Вторым ручейком, влившимся в этот рекорд сравнительного спокойствия, был мой ЭНИМС. Детище, рожденное в спорах и интригах, наконец-то начало давать плоды в промышленных масштабах. Разработанные нами универсальные станки для МТС и более сложные агрегатные станки для заводов-гигантов продолжились в серии. С «Красного пролетария», с ХПЗ, с других заводов в ЦК потекли бодрые отчеты. Цифры роста производства тракторов, моторов, сеялок наполняли статьи газетных передовиц, и радовали сердца и простых граждан, и партийных функционеров. Они могли теперь отчитываться перед Хозяином не только вывезенным зерном, но и произведенной высокотехнологической продукцией. Это было куда приятнее, да и идеологически выигрышно.

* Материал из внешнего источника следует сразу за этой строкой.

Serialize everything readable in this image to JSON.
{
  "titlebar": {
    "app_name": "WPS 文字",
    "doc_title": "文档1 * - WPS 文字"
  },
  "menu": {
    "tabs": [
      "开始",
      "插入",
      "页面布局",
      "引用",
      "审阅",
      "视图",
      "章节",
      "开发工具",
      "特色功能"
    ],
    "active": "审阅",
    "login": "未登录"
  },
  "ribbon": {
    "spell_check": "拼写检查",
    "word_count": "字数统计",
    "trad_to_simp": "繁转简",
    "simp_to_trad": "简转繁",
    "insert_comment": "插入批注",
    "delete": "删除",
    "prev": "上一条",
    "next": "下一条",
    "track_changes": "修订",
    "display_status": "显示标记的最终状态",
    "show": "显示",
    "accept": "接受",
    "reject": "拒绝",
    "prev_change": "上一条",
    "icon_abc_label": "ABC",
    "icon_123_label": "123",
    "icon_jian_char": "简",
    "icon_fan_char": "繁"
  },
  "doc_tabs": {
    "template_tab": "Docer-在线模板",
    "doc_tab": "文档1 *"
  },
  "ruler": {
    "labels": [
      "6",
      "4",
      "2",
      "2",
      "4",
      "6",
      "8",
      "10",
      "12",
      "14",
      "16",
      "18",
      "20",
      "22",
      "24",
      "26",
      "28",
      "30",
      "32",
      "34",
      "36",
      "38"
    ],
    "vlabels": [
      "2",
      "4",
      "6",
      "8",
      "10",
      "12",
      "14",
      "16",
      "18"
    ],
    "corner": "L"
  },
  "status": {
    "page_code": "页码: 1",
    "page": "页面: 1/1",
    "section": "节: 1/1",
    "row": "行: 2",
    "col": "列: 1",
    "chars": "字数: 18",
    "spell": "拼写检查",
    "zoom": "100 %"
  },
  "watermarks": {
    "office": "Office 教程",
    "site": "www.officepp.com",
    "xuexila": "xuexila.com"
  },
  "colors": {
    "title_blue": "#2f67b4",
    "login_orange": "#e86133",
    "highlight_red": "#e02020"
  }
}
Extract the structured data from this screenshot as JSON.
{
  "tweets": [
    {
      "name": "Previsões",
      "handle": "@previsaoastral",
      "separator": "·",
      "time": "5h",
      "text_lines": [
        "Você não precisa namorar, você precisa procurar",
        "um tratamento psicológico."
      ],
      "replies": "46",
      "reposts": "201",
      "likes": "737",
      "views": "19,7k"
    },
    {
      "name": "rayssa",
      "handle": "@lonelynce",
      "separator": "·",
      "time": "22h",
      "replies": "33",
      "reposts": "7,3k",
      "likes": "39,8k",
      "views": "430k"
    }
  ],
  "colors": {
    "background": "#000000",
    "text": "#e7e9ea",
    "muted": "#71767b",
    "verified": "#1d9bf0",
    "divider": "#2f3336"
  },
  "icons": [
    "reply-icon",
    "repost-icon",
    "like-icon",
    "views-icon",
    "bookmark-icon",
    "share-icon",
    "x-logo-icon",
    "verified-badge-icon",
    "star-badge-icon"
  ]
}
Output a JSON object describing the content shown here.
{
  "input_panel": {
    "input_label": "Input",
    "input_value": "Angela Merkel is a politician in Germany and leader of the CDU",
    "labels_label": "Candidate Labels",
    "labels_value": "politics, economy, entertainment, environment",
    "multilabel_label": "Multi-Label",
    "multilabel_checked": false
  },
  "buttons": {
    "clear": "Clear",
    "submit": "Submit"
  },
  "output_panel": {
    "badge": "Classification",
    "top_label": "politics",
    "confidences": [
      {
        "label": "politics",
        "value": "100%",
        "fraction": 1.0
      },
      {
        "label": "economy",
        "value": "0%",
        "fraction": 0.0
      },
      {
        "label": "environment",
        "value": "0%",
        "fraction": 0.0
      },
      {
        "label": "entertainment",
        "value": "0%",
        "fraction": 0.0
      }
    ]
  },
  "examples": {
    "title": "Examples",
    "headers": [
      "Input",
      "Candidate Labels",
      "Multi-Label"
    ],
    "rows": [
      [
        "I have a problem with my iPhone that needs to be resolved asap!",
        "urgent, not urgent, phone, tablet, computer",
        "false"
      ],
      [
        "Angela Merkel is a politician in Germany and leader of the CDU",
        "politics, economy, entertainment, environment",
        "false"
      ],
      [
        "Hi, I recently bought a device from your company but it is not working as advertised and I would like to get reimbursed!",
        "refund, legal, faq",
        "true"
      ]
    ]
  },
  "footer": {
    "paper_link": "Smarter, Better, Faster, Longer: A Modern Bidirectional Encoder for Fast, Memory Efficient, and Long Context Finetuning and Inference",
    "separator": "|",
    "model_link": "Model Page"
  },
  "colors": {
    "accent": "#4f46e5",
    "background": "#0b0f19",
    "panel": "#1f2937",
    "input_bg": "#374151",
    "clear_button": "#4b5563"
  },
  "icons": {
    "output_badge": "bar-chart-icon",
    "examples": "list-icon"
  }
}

В результате давление на деревню немного, но ослабло. Лозунг «сплошной коллективизации» не был снят, но его исполнение на месте перестало напоминать военную операцию на враждебной территории. Перегибы все еще случались, но они уже не проявляли тотального характера. Крестьянину, согнанному в колхоз, дали немного вздохнуть, позволили иметь приличные приусадебные участки, подсобное хозяйство. Конечно, это не было возвращением к НЭПу, нет. Это была тактическая передышка, вызванная изменениями экономической конъюнктуры. Но для страны она была спасительной. К осени крестьяне, видя, что у них не отбирают все подчистую, работали уже не только из-под палки. Урожай в этом году был неплохим. Его спокойно, без чрезвычайщины и продотрядов, собрали и свезли на колхозные склады. Часть сдали государству, часть, хоть и меньшую, небольшую, оставили себе — достаточно, чтобы протянуть зиму. Озимые были посеяны вовремя, на хорошо вспаханной тракторами земле.
Призрак голода, который уже маячил на горизонте, отступил. Конечно, я не тешил себя иллюзиями — опасность еще сохранялась. Горячие головы, видя открывающиеся перспективы, начинали еще больше гнать лошадей. Они шли к Сталину, начинали пропихивать разные авантюрные проекты — пятилетка в три года, и все такое — имея в мыслях еще надавить на деревню и подхлестнуть плановые показатели промышленного производства. Надо сказать, иногда товарищ Сталин шел у них на поводу. Приходилось тонко и аккуратно осаживать таких зарвавшихся субъектов, иногда — путем аппаратных игр, а иногда и в виде докладных записок Вождю.
Аргументы мои были просты: голод в деревне на пятнадцатом году Советской власти сильно скажется на имидже СССР и коммунистического движения в целом. На той работе, что проводит Коминтерн, просто можно будет поставить жирный крест. А главное — это лояльность населения во время неизбежной войны с империализмом.
— Подумайте, товарищи. Если у нас будет голод — народ ведь это надолго запомнит! И когда (замете, я говорю «когда», а не «если»), начнется большая война, пострадавшие от голода районы могу оказаться нелояльны!
— Ничего, ОГПУ и милиция справятся!
— Предстоящая война будет грандиозным противостоянием, заставляющим напрячь нас все силы в борьбе за победу. Товарищи: вспомните, как господа Романовы потеряли власть? Просто в Петрограде были слишком длинные очереди за хлебом! И вот из-за такой мелочи погибла могучая некогда империя. Задумайтесь, если, скажем, Украина или Северный Кавказ в критический момент войны вдруг окажутся охвачены волнениями — не станет ли это той соломиной, что решит исход войны? Или вы забыли, как на кронштадтский лед пришлось посылать делегатов X съезда ВКПб?
Конечно, даже такие разговоры можно было вести лишь с крайней осторожностью.
И я знал, что Сталин все это время продолжал молча наблюдать за мною. И, надо сказать, очень скоро я почувствовал, что его отношение ко мне меняется. Маленков, оказавшийся блестящим организатором и безжалостным администратором, неплохо справлялся с авиаотраслью. Опираясь на авторитет ЦК, мои рекомендации и поддержку Сталина, он жестко гнул свою линию. Постепенно, к концу лета, хаос начал преобразовываться в порядок. Заводы, получив четкие планы и унифицированные чертежи, приступили к наращиванию выпуска. Конструкторы, лишившись возможности «выбить» ресурсы под свои личные проекты, вынуждены были, как правило, работать в рамках единой концепции.
Я наблюдал за этим со стороны, оставаясь в тени. Моё имя нигде не фигурировало, вся слава доставалась Маленкову. Меня это устраивало — Хозяин, видя положительные результаты, все больше убеждался, что мои прогнозы сбываются. Это был мой главный аргумент в этой долгой, молчаливой партии, которую я вел с ним. И я чувствовал, что мой следующий ход в этой партии уже не за горами.